The real issue isn't the laundering technique-it's the lack of accountability in the global crypto infrastructure. We have over 100 exchanges operating in jurisdictions with zero oversight, and we pretend that's acceptable because 'decentralization'. But decentralization doesn't mean lawlessness. It means responsibility distributed, not eliminated. The fact that we're still debating whether KYC is 'anti-freedom' shows how deeply we've lost our moral compass. North Korea didn't invent this exploit-they just perfected it because we let them.
Let me guess-next they'll say the CIA did it.

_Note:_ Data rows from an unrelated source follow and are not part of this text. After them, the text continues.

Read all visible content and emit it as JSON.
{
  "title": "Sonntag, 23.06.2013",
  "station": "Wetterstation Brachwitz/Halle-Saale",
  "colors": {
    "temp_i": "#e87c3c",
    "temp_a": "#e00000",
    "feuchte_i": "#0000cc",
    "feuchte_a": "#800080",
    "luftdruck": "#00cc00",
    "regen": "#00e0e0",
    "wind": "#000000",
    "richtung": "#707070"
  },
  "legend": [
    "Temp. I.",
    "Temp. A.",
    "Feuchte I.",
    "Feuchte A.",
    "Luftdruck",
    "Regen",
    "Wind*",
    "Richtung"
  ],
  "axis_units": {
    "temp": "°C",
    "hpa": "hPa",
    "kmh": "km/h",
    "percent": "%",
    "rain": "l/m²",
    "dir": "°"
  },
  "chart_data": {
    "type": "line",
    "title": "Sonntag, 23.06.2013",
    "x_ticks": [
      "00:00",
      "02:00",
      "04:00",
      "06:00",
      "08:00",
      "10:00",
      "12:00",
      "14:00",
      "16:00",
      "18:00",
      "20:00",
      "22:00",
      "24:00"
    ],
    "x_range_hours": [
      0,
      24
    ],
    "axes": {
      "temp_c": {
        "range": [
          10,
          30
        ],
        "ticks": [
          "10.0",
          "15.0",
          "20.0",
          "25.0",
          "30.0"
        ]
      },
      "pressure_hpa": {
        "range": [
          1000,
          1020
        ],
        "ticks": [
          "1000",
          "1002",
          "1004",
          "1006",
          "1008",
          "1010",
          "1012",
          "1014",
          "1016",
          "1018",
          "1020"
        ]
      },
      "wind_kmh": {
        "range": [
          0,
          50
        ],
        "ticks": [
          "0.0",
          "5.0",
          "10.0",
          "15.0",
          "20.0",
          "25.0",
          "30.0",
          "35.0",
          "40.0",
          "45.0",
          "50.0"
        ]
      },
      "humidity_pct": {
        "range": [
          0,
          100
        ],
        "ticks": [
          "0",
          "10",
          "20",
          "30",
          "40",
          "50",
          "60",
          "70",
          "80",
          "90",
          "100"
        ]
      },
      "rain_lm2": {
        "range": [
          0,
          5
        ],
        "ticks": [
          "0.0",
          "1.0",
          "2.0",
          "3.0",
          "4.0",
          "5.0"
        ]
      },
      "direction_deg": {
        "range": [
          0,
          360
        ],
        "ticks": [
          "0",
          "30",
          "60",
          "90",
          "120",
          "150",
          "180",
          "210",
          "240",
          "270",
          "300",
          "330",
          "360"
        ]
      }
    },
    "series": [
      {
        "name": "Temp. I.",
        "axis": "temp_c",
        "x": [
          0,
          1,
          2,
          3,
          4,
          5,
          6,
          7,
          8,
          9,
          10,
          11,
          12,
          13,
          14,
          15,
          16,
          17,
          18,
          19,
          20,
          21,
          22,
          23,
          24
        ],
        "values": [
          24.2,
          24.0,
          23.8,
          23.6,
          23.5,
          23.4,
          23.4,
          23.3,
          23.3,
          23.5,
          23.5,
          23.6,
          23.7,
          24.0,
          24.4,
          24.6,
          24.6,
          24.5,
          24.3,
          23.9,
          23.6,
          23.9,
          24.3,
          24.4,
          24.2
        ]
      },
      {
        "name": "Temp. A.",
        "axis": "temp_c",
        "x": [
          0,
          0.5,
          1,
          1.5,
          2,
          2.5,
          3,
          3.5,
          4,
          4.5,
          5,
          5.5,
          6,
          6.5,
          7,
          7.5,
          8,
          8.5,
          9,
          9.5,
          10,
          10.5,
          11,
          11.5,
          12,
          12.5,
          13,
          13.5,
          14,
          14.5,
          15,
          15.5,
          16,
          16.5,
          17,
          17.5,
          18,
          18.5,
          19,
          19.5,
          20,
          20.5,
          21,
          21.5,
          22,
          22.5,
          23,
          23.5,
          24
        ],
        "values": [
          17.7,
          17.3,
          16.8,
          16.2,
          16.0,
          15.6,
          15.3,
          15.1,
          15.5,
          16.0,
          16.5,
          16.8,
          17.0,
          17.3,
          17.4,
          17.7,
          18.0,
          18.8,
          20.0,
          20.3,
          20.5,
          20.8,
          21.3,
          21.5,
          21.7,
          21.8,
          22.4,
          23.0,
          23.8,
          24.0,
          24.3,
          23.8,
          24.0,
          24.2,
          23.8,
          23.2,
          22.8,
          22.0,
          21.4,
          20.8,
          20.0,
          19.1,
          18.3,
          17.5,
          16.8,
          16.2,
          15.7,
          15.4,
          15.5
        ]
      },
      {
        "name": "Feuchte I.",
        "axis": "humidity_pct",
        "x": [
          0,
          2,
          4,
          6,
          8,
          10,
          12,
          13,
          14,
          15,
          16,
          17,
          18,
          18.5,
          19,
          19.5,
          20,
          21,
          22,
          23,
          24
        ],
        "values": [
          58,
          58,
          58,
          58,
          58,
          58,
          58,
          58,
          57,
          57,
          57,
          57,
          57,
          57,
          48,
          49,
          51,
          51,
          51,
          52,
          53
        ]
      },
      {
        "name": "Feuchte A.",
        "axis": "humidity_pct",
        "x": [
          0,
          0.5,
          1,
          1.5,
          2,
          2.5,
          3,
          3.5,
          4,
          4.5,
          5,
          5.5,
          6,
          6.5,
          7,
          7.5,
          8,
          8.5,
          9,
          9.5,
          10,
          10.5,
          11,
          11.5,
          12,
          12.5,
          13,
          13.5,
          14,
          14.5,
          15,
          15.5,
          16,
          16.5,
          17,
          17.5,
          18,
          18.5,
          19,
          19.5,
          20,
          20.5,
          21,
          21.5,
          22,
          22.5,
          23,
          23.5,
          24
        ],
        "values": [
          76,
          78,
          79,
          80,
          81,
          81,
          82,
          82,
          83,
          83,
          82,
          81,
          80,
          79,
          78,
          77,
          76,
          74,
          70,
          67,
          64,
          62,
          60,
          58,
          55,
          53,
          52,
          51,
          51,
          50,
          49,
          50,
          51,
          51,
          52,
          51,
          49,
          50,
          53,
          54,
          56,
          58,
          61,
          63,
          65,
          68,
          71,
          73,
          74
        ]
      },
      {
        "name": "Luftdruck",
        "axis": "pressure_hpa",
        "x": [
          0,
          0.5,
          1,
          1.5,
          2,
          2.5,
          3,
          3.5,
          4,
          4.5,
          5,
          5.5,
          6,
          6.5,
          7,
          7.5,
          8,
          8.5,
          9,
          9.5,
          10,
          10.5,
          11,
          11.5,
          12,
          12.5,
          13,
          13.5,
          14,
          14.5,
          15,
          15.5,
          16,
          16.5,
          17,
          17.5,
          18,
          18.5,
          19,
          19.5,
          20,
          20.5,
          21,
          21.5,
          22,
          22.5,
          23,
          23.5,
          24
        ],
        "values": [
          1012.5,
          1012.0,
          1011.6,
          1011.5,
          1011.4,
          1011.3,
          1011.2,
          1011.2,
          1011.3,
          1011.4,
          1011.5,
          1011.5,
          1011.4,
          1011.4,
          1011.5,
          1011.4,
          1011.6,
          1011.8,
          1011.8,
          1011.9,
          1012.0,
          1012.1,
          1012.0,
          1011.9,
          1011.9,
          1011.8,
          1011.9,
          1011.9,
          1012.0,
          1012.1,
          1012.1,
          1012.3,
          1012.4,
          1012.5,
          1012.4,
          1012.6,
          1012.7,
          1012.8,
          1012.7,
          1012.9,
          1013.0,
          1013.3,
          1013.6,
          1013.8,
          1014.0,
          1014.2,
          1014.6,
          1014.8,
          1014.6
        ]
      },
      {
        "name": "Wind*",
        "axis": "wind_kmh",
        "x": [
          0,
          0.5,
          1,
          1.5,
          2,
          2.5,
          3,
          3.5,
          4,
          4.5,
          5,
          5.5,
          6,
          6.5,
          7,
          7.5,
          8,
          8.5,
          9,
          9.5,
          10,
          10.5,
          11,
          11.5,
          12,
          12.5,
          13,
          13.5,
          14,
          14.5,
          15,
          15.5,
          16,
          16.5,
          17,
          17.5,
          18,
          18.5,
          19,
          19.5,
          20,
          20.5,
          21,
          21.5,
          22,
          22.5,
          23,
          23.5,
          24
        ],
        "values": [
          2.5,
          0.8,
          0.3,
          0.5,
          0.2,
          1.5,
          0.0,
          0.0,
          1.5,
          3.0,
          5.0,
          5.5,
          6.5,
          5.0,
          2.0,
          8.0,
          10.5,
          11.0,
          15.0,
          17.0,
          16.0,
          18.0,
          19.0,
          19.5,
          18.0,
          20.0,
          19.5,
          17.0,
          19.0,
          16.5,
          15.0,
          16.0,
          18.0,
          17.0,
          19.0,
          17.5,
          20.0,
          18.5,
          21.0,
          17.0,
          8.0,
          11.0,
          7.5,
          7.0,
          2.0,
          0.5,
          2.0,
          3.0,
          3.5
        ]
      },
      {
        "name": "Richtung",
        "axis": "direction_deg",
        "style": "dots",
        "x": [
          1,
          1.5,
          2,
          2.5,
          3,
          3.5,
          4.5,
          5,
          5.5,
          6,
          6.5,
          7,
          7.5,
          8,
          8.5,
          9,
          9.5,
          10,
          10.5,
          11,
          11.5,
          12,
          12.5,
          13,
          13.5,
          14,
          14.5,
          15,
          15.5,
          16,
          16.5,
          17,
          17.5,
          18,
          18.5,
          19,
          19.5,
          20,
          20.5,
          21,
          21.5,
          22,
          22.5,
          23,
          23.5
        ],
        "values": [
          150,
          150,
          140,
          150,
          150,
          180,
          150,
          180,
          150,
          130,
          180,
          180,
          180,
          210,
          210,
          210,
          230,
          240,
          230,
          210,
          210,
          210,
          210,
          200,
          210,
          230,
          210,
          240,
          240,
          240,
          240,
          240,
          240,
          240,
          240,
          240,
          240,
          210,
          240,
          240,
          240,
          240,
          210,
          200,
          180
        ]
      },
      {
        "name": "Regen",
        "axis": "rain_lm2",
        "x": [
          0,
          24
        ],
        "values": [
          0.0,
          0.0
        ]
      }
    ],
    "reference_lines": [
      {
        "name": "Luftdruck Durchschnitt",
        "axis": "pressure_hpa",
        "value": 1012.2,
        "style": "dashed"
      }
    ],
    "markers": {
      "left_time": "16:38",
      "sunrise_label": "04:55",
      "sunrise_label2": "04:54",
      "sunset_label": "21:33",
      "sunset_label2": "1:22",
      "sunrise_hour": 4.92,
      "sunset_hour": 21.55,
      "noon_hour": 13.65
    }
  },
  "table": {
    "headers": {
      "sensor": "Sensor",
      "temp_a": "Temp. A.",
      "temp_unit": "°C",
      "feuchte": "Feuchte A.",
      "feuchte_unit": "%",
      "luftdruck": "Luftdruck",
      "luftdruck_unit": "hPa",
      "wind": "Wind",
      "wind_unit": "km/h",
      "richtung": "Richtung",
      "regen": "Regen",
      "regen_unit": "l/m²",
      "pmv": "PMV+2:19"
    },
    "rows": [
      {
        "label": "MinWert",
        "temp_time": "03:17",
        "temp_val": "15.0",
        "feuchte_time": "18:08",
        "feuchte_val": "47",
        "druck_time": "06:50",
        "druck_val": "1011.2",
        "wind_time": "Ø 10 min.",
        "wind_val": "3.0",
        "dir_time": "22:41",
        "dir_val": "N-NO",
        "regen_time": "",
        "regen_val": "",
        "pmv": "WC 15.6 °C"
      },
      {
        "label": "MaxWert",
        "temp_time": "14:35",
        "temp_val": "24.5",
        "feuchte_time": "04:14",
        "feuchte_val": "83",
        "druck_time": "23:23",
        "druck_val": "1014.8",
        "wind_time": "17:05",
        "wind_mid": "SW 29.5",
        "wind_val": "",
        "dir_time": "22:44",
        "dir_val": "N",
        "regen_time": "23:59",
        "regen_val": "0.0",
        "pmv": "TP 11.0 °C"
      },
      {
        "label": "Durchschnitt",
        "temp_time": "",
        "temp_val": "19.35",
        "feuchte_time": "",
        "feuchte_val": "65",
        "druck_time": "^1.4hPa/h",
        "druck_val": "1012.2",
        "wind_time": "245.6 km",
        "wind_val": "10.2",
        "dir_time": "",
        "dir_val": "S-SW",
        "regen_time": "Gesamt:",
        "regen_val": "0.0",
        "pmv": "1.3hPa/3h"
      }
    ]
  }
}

Or maybe the NSA. Or maybe it's all a distraction so we don't notice how much our own governments are spying on us. Honestly, I think this whole thing is a psyop to justify more surveillance and control. The real thieves? The ones writing the regulations.
Canada's been letting these guys slip through for years. We're the soft underbelly of North American crypto. No one checks IDs at the Vancouver exchanges. And the Chinese diaspora? They're the ones moving the cash. We're not innocent here.
Wow. So North Korea is bad. Shocking. Next you'll tell me the moon is made of cheese. I'm just here wondering why this article is 2000 words long and didn't mention that the US has been using crypto for black ops since 2015. But sure, let's pretend only the bad guys use it.
I just want to say thank you for writing this. It's the first time I've seen this explained clearly. I didn't realize how much of this was happening right under our noses.
I'm not surprised that Canada is a weak link. Same with Panama and the UAE. The real problem isn't North Korea-it's the countries that refuse to cooperate. We need a global crypto compliance treaty. Like the Paris Accord, but for financial crime. Otherwise, this will keep happening.